The first exterminating factor was slavery. Sir Harry Johnston, in The Civilization of Africa, has this to say in regard to the fatal adaptability of the Negro to a condition of slavery:

“The Negro in general is a born slave. He is possessed of physical strength, docility, cheerfulness of disposition, a short memory for sorrows and cruelties, and an easily aroused gratitude for kindness and just dealing. He does not suffer from homesickness to the overbearing extent that afflicts other peoples torn from their homes, and, provided he is well fed, he is easily made happy. Above all, he can toil hard under the hot sun and in the unhealthy climates of the torrid zone. He has little or no race-fellowships—that is to say, he has no sympathy for other Negroes; he recognizes and follows his master independent of any race affinities, and as he is usually a strong man and a good fighter, he has come into request not only as a labourer but as a soldier.”

Sir Harry, speaking as an eye-witness of the capturing and the exportation of slaves, gives a lurid description of their sufferings, which, he says, “were so appalling that they almost transcend belief.” He makes a conservative estimate that in the modern period of the slave-traffic twenty million Africans must have been sold into slavery. The Mpongwe was one of the tribes that suffered most. A large portion of their country was depopulated. The slave-traffic was frightfully demoralizing to the Africans themselves. It excited fiendish passions, stifled every instinct of humanity and inspired craft and cruelty far surpassing anything hitherto known. It was said that three men of the same family dared not leave their town together lest two of them should combine to sell the third.

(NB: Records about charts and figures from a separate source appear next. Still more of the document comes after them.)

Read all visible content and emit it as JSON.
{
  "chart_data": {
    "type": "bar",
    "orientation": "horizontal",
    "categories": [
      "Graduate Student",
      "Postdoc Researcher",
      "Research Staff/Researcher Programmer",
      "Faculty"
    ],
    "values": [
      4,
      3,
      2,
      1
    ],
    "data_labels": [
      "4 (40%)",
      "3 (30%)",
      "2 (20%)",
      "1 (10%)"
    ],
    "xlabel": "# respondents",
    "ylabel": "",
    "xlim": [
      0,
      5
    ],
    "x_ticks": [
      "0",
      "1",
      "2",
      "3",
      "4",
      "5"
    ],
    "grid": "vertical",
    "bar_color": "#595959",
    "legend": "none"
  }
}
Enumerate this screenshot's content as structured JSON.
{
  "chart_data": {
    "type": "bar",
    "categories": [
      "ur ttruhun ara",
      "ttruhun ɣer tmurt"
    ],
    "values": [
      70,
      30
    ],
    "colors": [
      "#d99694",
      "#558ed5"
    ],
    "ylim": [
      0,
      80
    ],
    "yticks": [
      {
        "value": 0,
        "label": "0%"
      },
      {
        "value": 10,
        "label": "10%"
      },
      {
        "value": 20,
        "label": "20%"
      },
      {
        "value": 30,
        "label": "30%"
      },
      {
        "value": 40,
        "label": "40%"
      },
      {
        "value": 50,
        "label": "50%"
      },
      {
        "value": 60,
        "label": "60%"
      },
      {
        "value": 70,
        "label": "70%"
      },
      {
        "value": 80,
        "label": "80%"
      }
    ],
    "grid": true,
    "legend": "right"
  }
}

More than half a century has passed since the last slave ship sailed out of Gaboon harbour and disappeared over the western horizon with its cargo of grief and rage, many of them wailing vengeance in a mournful chant, improvising the words as they sang. For the African sings his bitterest grief as well as his joy. He sings where the white man would weep, or curse; but to the accustomed ear no cry could equal the pity of his song.

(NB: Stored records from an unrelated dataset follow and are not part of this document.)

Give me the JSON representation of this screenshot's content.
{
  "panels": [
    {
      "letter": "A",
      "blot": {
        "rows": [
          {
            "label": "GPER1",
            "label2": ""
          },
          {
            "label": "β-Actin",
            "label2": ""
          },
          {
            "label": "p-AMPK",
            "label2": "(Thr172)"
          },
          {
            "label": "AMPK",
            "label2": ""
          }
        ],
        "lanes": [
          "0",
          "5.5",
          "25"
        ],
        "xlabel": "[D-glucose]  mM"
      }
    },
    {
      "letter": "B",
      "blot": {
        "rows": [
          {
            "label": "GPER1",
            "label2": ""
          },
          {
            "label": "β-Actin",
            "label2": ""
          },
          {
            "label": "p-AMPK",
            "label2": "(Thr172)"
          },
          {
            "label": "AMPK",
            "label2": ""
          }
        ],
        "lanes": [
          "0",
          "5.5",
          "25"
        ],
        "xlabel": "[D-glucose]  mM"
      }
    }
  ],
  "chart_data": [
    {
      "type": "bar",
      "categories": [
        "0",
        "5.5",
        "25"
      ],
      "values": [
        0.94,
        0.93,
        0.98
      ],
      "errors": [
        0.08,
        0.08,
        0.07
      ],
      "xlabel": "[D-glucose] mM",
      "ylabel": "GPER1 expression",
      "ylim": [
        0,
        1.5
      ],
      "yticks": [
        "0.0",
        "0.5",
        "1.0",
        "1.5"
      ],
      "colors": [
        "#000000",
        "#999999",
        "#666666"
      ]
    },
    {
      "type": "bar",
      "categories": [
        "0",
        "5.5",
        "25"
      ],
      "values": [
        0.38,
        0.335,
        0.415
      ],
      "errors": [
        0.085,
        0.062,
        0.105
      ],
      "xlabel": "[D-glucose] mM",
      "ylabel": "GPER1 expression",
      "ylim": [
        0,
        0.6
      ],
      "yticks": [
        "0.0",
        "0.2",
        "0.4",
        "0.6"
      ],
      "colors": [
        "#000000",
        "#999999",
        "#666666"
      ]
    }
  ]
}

It was in this region that Du Chaillu hunted the gorilla and gathered much of the material for his famous books. An interior chief, in appreciation of Du Chaillu’s visit to his town, once presented him with a fat slave; and when Du Chaillu kindly declined the offer, protesting that he would not know what to do with him, the chief exclaimed in astonishment: “You must kill him and eat him, of course.”

Du Chaillu spat violently upon the ground—the African way of expressing disgust and abhorrence.

“Then,” said the bewildered chief, “what do you do with all our people who are sent down the river and far away to your country? We have believed that you fatten them and eat them.”

It is supposed that our present mission station was formerly the site of a slave pen, where slaves were kept until they were shipped—a barracoon; hence the name Baraka.